Il existe à Izmir deux ou trois associations politisées qui le crèvent, cet abcès qui contient les raisons véritables de la crise actuelle. Mais qui sont englouties à leur tour dans un travail monstrueux qui appelle d’autres priorités plus visibles, mais non politiques. « Humanitaire ». Mais que signifie donner un cahier et un stylo quand les enfants ne comprennent pas un mot de ce que la maîtresse raconte ? Un sac de charbon quand un travail pourrait assurer du chauffage pour tout l’hiver ? Que signifient des opérations de secours en mer par des gardes-côtes que les naufragés ont cherché à tout prix à éviter, car ce sont les mêmes qui interceptent les voyageurs ?

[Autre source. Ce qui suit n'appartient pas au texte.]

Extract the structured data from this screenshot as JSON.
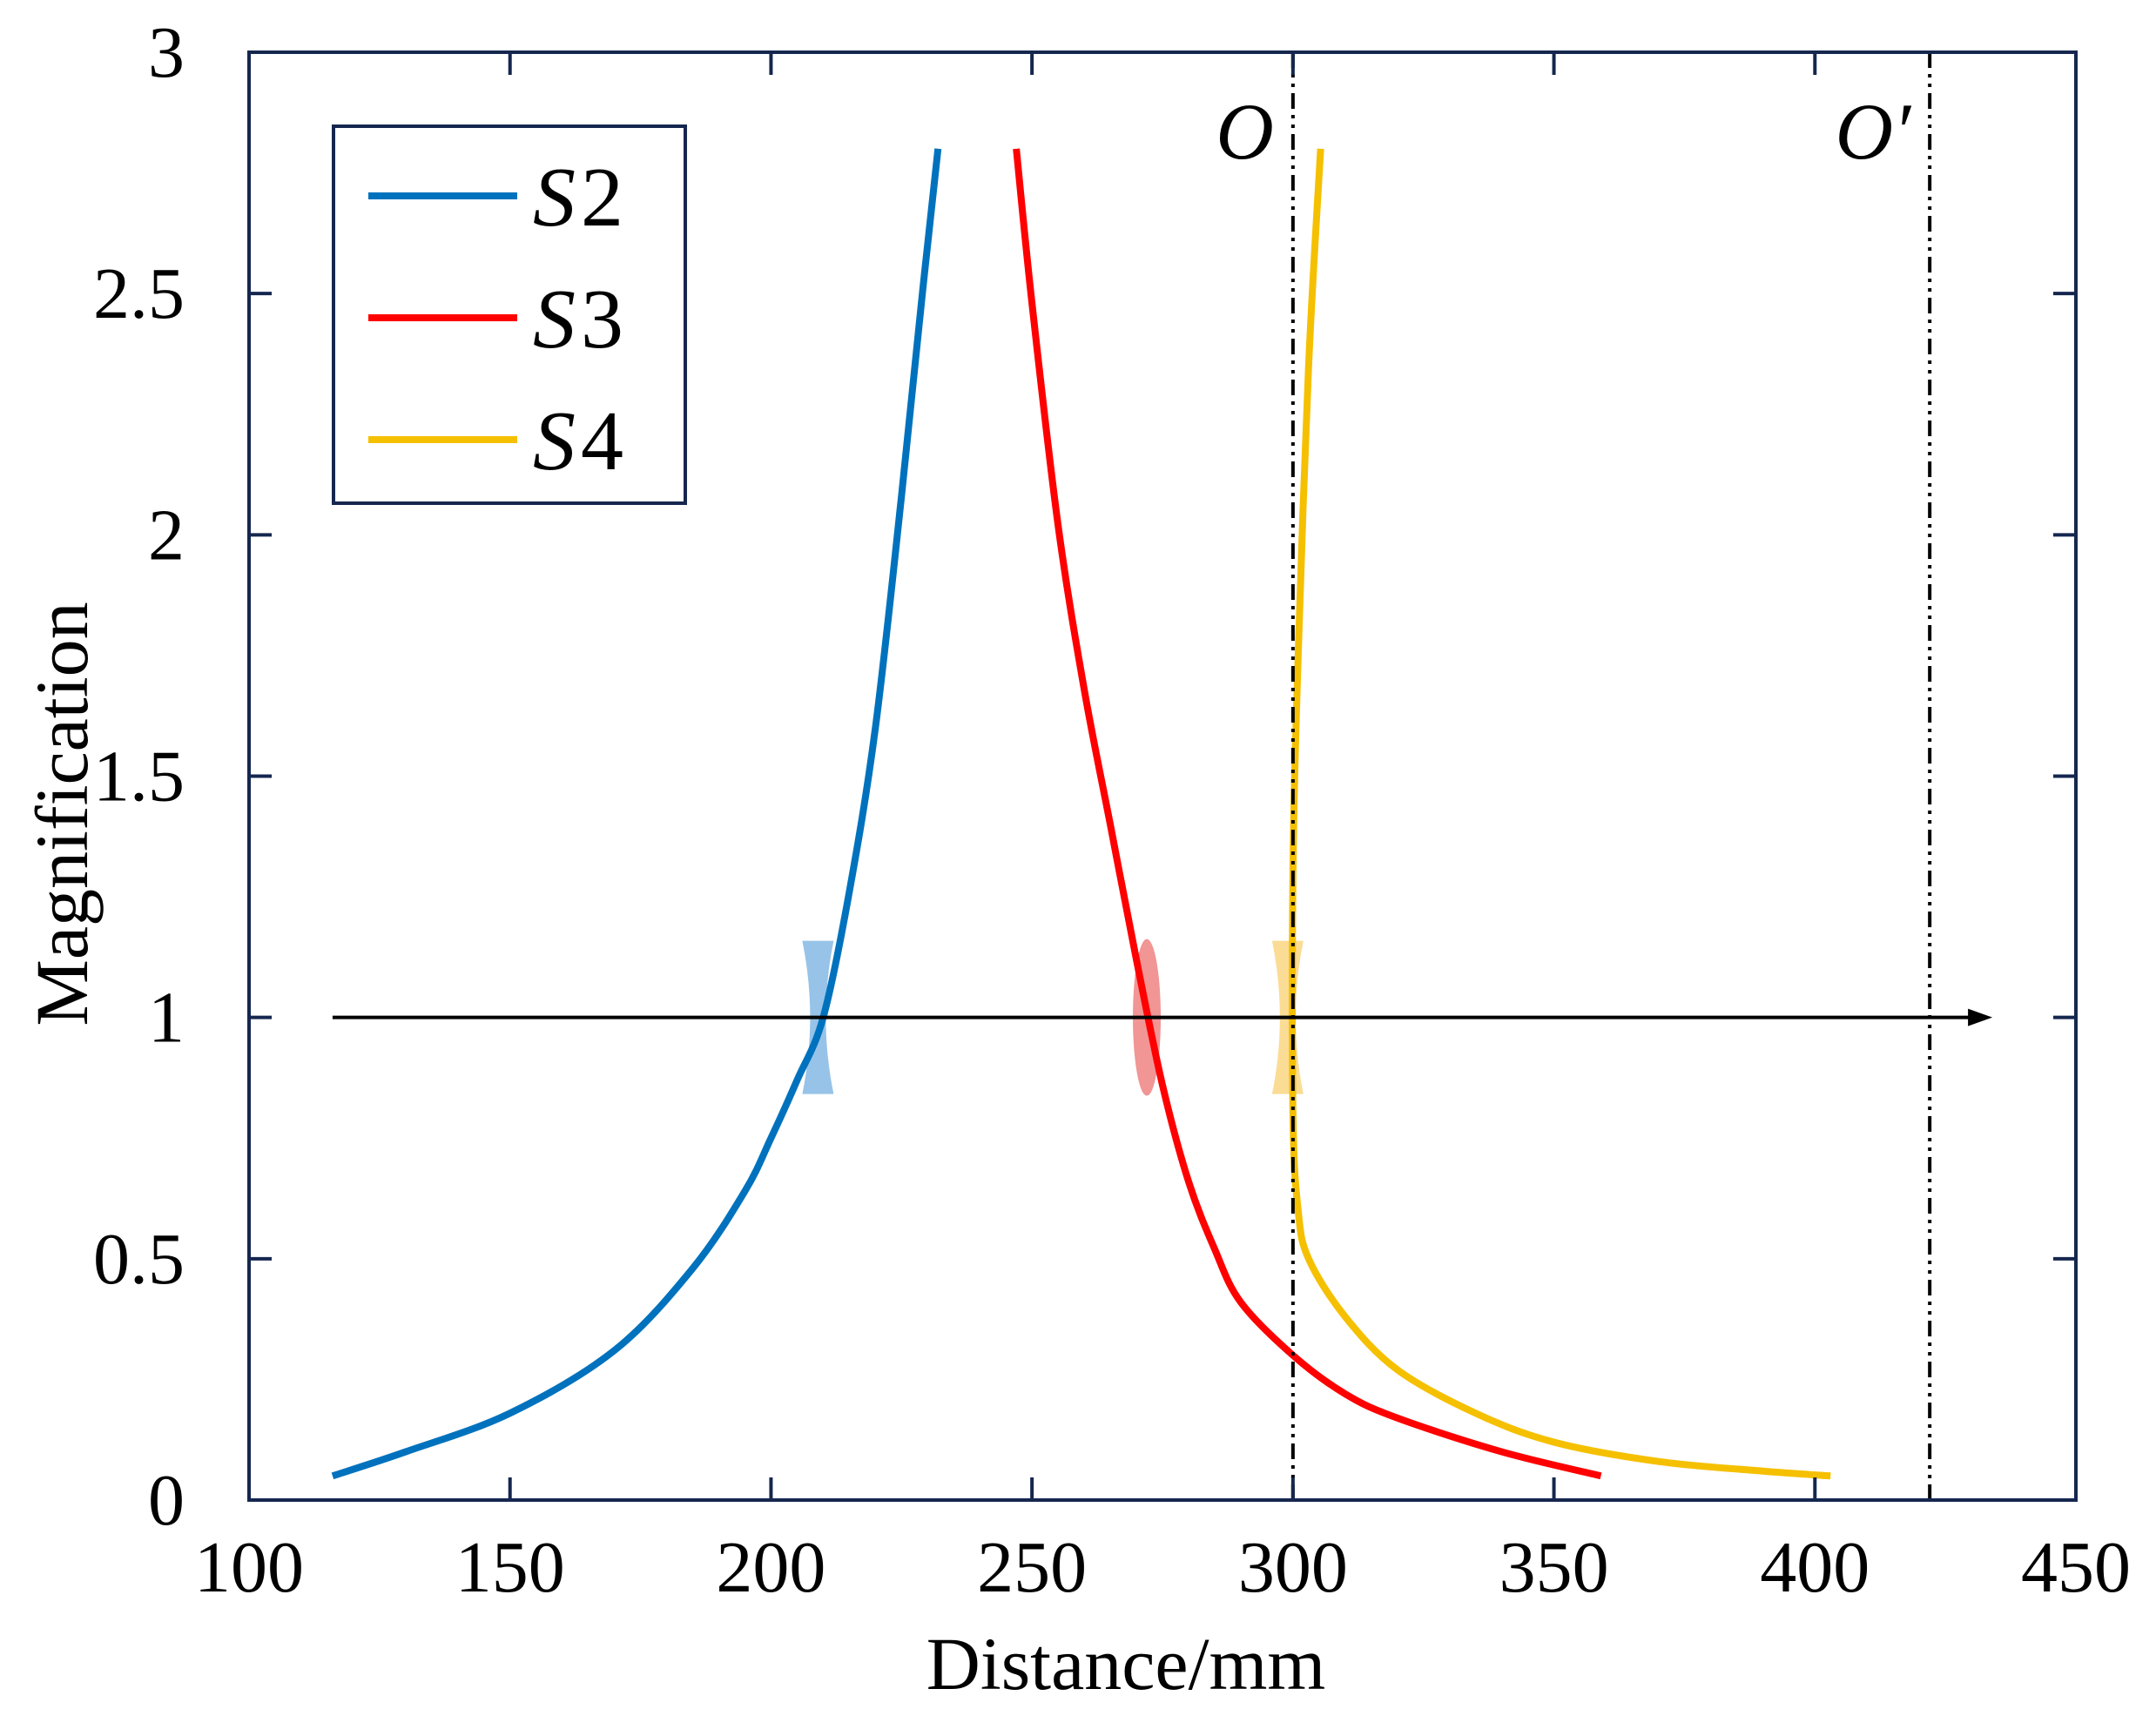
{
  "chart_data": {
    "type": "line",
    "xlabel": "Distance/mm",
    "ylabel": "Magnification",
    "xlim": [
      100,
      450
    ],
    "ylim": [
      0,
      3
    ],
    "xticks": [
      100,
      150,
      200,
      250,
      300,
      350,
      400,
      450
    ],
    "yticks": [
      0,
      0.5,
      1,
      1.5,
      2,
      2.5,
      3
    ],
    "ytick_labels": [
      "0",
      "0.5",
      "1",
      "1.5",
      "2",
      "2.5",
      "3"
    ],
    "grid": false,
    "legend_position": "top-left",
    "series": [
      {
        "name": "S2",
        "name_prefix": "S",
        "name_index": "2",
        "color": "#0072BD",
        "x": [
          116,
          130,
          150,
          170,
          185,
          195,
          200,
          205,
          210,
          215,
          220,
          225,
          229,
          232
        ],
        "y": [
          0.05,
          0.1,
          0.18,
          0.31,
          0.48,
          0.64,
          0.75,
          0.87,
          1.0,
          1.26,
          1.6,
          2.08,
          2.5,
          2.8
        ]
      },
      {
        "name": "S3",
        "name_prefix": "S",
        "name_index": "3",
        "color": "#FF0000",
        "x": [
          247,
          250,
          255,
          260,
          265,
          270,
          275,
          280,
          285,
          290,
          300,
          310,
          320,
          340,
          359
        ],
        "y": [
          2.8,
          2.48,
          2.02,
          1.68,
          1.4,
          1.12,
          0.86,
          0.66,
          0.52,
          0.41,
          0.3,
          0.22,
          0.17,
          0.1,
          0.05
        ]
      },
      {
        "name": "S4",
        "name_prefix": "S",
        "name_index": "4",
        "color": "#F5C000",
        "x": [
          305.3,
          303,
          301,
          300,
          300,
          301,
          303,
          310,
          320,
          335,
          350,
          370,
          390,
          403
        ],
        "y": [
          2.8,
          2.35,
          1.75,
          1.3,
          0.8,
          0.6,
          0.5,
          0.38,
          0.27,
          0.18,
          0.12,
          0.08,
          0.06,
          0.05
        ]
      }
    ],
    "optical_axis": {
      "y": 1,
      "x_start": 116,
      "x_end": 434
    },
    "reference_lines": [
      {
        "label": "O",
        "x": 300
      },
      {
        "label": "O′",
        "x": 422
      }
    ],
    "lens_markers": [
      {
        "kind": "concave",
        "x": 209,
        "color": "#8CBDE6"
      },
      {
        "kind": "convex",
        "x": 272,
        "color": "#F08A8A"
      },
      {
        "kind": "concave",
        "x": 299,
        "color": "#FAD88A"
      }
    ]
  }
}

Les activistes sont fatigués. Ils continuent à documenter et dénoncer parce que personne ne prend le relais même après l’épuisement moral d’une telle tâche, et que même en prenant le relais, on ne bâtira pas à nous seuls un système efficace de protection. Il ne faut pas abandonner et continuer à espérer qu’on sera plus nombreux.

 

Des vies coûtent plus cher que d’autres. Des bombardés à Paris en une nuit, on en tire des actions immédiates. Mais les Européens ne voient pas qu’ils tuent à la frontière, en n’agissant pas contre leurs politiques qui envoient les gens au naufrage.

Ou bien, l’explication est : cette tuerie est volontaire. Cette tuerie serait donc volontaire

 

La Turquie a fermé ses frontières avec la Syrie, les gens meurent en masse sous les armes et n’ont plus de sortie possible. Et on ne sait pas, on ferme les yeux. On loue, encore, la Turquie pour sa politique d’accueil alors que plus personne n’est bienvenu.

 

Dans les rues de Basmane, mardi soir. Trois Camerounais commandent un kebab.

« Tu viens d’où ? Me demandent-ils.

Je suis Française.

– … Ah… Tu sais, on ne les aime plus, les Français. Pourquoi vous faites tout ça ?

– … »

 

C’est cette même haine que nous attirons qui appuie sur la gâchette.

Témoignage pictural d'une victime de commando grec. Les assaillants parlaient anglais avec un accent grec, les gens ont survécu grâce aux bouées noires vendues partout dans les rues de Basmane. Les gardes-côtes regardaient, au loin, les gens dans l'eau, pendant 3 heures.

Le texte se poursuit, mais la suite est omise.